É engraçado olhar para trás com alguma distância temporal e aperceber-me que isto aconteceu a meio do concerto, mas podia – e deveria – ter sido dito no início, no fim e sempre que Chasnyparava para afinar as cordas, em busca daquilo que ele chamou “the tuning of no return” – felizmente só alcançado no seu esplendor (e psicadelismo) máximo no final do concerto, comAbove A Desert I’ve Never Seen.
Imaginemos por um momento que não estávamos ali. De olhos fechados, estávamos em casa, num ambiente familiar, com odores reconfortantes. E mesmo quando algo negro, ameaçador ou desconhecido se fazia sentir, éramos resgatados e agraciados com um par de acordes que funciona como um estalar de dedos que nos desperta da hipnose. Sim, a música de Chasny dá espaço que chegue ao sonho. O complicado era mesmo não nos identificarmos com as paisagens tão ricas, as melodias tão pictóricas construídas por aquela guitarra. E é ainda mais difícil escaparmos à voz frágil, mas doce, de Chasny.

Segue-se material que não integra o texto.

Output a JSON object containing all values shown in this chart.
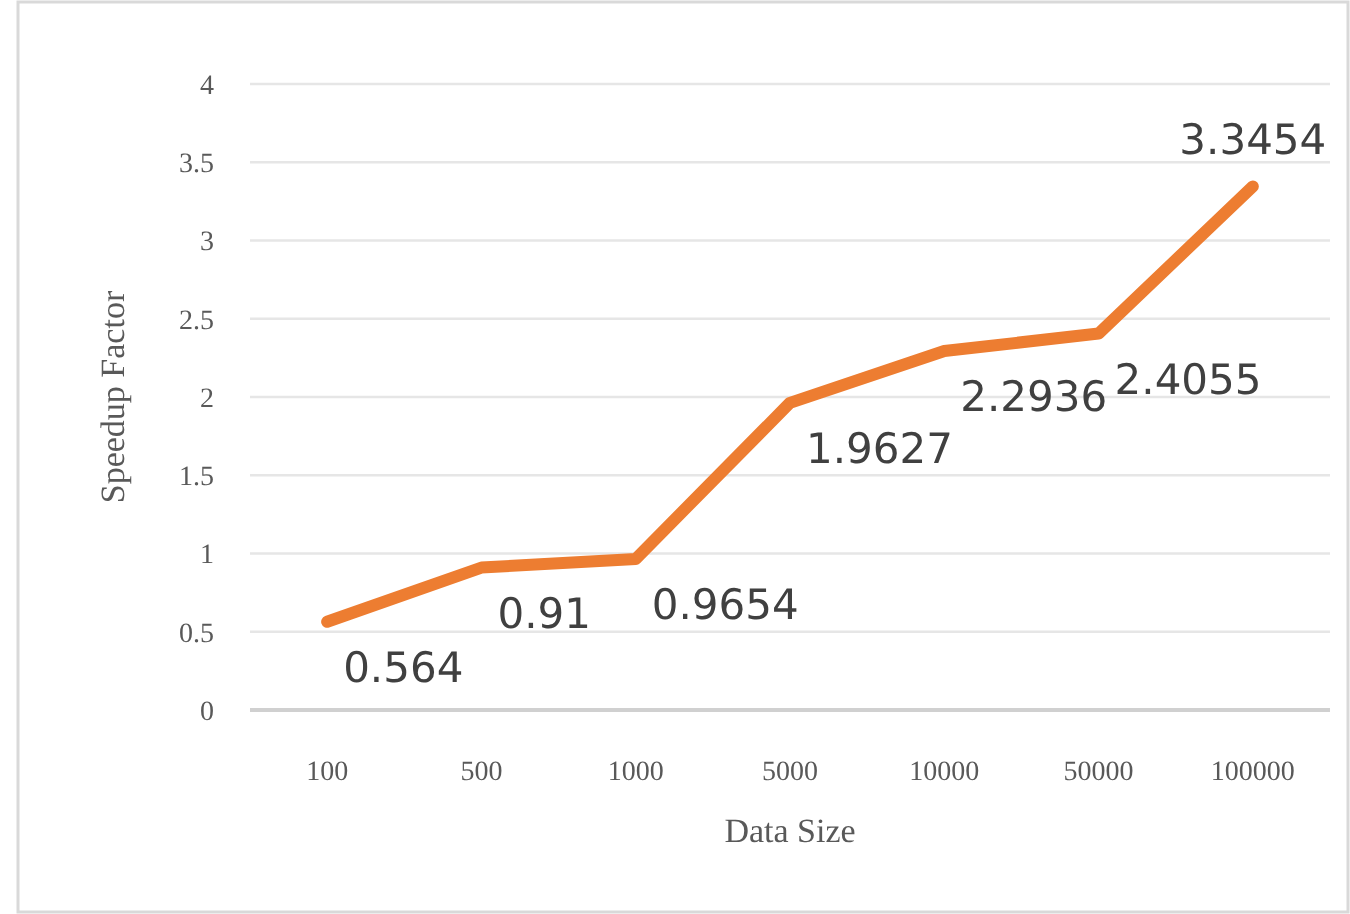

A construção de padrões tão concretos como a matéria de que é feita a cadeira onde nos sentimos, era arrancada e feita a partir do ar. Chasny raramente falhou uma nota, mesmo quando a velocidade do seu percurso ao longo do braço da guitarra aumentava um pouco mais. Se os Six Organs of Admittance reflectem o interior do americano, então arriscamos dizer que Chasny é uma pessoa em paz, com felicidade para dar e vender. E uma capacidade de olhar de dentro para fora e de fora para dentro com uma facilidade abismal, que ajuda a criar os ambientes mais confortáveis – e quase mágicos – que podemos adivinhar ao longo de uma música. Drinking With Jack foi um dos melhores exemplos disso.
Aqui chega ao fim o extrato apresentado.